Figure 3Impact of tumor secretome in NK cell activity. (A) In healthy conditions, NK cells recognize transformed cells through ligands of NKG2D and the family of NCR receptors (NKp30, NKp44, NKp46) which are over-expressed in transformed cells. Pro-inflammatory forms of cell death attract additional immune cells to cooperate in the killing. (B) In some cases, tumor cells down-regulate ligands for NK cell receptors or the tumor microenvironment (TME) causes down-regulation of activating NK cell receptors leading to tumor escape with additional secretion of tumor secretome. (C) When tumor escape occurs, increased tumor secretome leads to additional changes in NK cells. Specifically, release of Glycodelin-A and HLA-G converts immunoregulatory CD56bright PB-NK cells into dNK-like cells. TGFβ converts both cytotoxic CD56dim and CD56bright NK cells into dNK-like cells; and down-regulates NK cell activating receptors limiting NK killer activity. PGE2 and hypoxia inhibit the expression of NK cell activating receptors and their functional maturation leading to suppressed NK cell cytotoxicity. Moreover, hypoxia, preserves immature CD56bright NK cells with expression of receptors of dNK cells, resembling to dNK-like cells. In all cases, dNK-like cells will activate angiogenesis processes. (D) Emergence of senescent tumor cells leads to SASP secretion that attracts NK cells to mediate their clearance. (E) When the number of senescent cells increases, the SASP also does, leading to inhibition of NK cell activity, through mechanisms, such as the interaction of HLA-E with the inhibitory receptor NKG2A in NK cells and binding of TSP1 with CD47 that inhibit NK cell activity. PGE2 and IL6 in the SASP also down-regulate NK cell activating receptors. Moreover, therapy-induced senescence in established tumors down-regulates NK cell activating receptors on mature NK cells and their ligands on tumor cells.
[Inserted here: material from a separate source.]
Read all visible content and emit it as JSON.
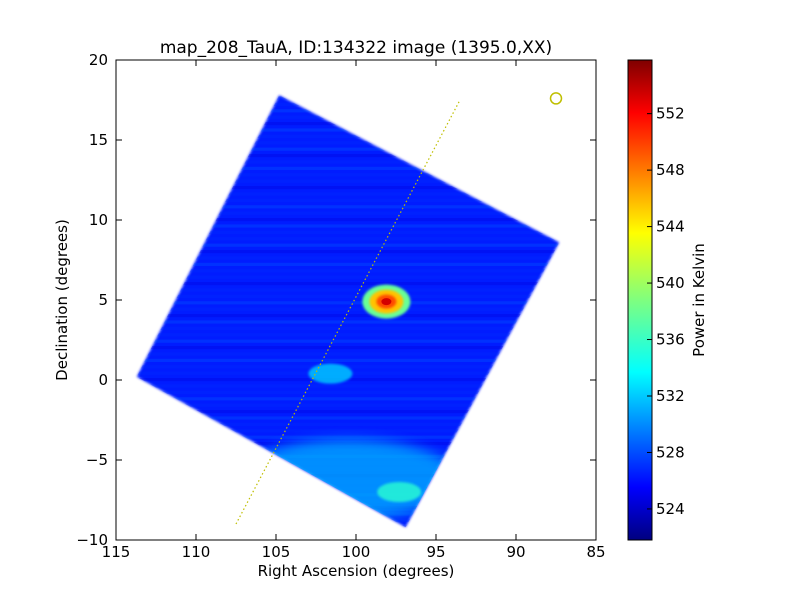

Figure 4Impact of tumor secretome in the phagocytic activity of macrophages. In healthy conditions macrophages phagocyte transformed cells and senescent fibroblasts to maintain tissue homeostasis. Normally, macrophages, through release of TNFα, induce apoptosis in senescent fibroblasts, leading to expression of phosphatidylserine in their surface, which is recognized by STAB1 on macrophages to promote their phagocytosis. In advanced stages of senescence, phagocytic activity of macrophages is inhibited by over-expression of ligands of immune-checkpoints (CD47, PDL-1 and CD27) that interact with their receptors on macrophages (SIRPα, PD1 and SIGLEC-10). Moreover, SASP factors, including IL1α and GM-CSF, down-regulate STAB1 and TNFα expression, avoiding the phagocytosis of senescent fibroblasts by macrophages. In addition, IL6, IL34, CCL2 and VEGFa secretion in the TME, induce M2 macrophage polarization and recruitment of inflammatory monocytes that polarize to metastasis-associated macrophages that in summary promote tumor growth. Hypoxia in established tumors also promotes the release of exosomes containing the miRNAs miR-301a-3p and miR-21 that promote M2 polarization, and TNFα, IL6, IL8, CCL2 and CCL5 secretion impacting in higher angiogenesis, and tumor growth.